The novel is, as is everything by McEwan, beautifully written, but what’s interesting here is how Beard’s view of climate change evolves. Initially he accepts, as I do, that the planet is getting warmer, but he’s far less sure that we are heading for a cataclysm: “[Beard] was unimpressed by some of the wild commentary that suggested the world was in ‘peril,’ that humankind was drifting towards calamity, when coastal cities would disappear under the waves, crops fail, and hundreds of millions of refugees surge from cone county to another.”
To be sure, he acknowledges that something must be done about climate change, but he’s equally surely correct in finding, “an old testament ring to the forewarnings, an air of plague-of-boils, and deluge-of-frogs, that suggested a deep and constant inclination… to believe that one was always living at the end of days.”

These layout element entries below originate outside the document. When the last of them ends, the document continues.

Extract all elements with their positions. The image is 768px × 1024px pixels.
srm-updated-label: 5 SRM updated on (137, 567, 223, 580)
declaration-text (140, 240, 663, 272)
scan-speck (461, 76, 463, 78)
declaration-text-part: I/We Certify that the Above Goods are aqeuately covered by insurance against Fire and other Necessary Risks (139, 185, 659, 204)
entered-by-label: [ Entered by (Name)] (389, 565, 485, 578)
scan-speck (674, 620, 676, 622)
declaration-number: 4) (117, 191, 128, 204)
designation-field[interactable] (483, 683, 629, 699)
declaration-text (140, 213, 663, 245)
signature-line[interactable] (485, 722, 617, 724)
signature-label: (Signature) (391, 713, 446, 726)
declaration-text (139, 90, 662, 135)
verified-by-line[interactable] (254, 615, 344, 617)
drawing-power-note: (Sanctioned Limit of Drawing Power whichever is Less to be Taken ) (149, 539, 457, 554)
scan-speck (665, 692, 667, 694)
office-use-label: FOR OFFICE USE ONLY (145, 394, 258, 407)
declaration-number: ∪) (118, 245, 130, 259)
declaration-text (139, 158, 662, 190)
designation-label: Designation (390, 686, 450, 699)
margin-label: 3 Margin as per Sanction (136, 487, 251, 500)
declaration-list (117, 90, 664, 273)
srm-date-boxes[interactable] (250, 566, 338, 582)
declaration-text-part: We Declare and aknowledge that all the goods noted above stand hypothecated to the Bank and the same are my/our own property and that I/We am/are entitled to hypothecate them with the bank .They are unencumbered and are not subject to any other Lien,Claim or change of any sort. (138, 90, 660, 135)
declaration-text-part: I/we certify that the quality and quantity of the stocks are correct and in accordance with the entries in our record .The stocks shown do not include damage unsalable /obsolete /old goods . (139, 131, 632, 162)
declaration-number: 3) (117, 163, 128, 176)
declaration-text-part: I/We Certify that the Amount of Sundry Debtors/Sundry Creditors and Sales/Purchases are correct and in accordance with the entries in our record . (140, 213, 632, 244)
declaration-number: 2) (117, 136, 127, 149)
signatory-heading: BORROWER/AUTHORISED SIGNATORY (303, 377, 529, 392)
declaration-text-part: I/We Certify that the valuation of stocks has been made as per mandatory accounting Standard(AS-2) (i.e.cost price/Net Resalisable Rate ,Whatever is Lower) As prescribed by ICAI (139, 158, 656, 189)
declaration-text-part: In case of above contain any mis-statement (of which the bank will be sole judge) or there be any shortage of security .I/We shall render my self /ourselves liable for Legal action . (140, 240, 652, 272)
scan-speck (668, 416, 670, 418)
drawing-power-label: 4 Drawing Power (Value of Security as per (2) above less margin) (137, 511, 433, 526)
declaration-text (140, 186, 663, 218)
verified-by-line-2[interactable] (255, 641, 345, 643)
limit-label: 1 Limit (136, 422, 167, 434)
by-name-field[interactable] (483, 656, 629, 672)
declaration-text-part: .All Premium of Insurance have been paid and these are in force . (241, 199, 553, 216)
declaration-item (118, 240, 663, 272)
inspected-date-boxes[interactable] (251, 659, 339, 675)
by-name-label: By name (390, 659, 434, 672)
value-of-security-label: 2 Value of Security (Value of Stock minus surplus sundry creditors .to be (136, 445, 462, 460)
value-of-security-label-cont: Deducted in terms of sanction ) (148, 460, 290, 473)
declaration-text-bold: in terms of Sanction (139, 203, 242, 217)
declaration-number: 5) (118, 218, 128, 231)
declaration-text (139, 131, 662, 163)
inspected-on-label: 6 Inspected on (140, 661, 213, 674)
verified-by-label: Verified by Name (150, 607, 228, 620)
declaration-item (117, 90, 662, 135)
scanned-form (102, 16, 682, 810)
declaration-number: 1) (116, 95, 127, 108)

And this, as I read McEwan, and as I read Nietzsche (or Thomas Kuhn, or John Gray), is precisely the problem. We tried to find a foundation in philosophy, then religion, now it is scientists to whom we must genuflect. But scientists are just as arrogant and self-important as philosophers and the religious! Worse, they seek to use religious imagery to bolster their case, even as they claim the sole mantle of rationality.
As the novel progresses, Beard becomes more certain that action must be taken, but primarily because he sees it as a way for him to become relevant again. McEwan is thus very clear-eyed about climate change and he doesn’t want the reader to lose sight of the fact that scientists as they make their discoveries are also making their careers.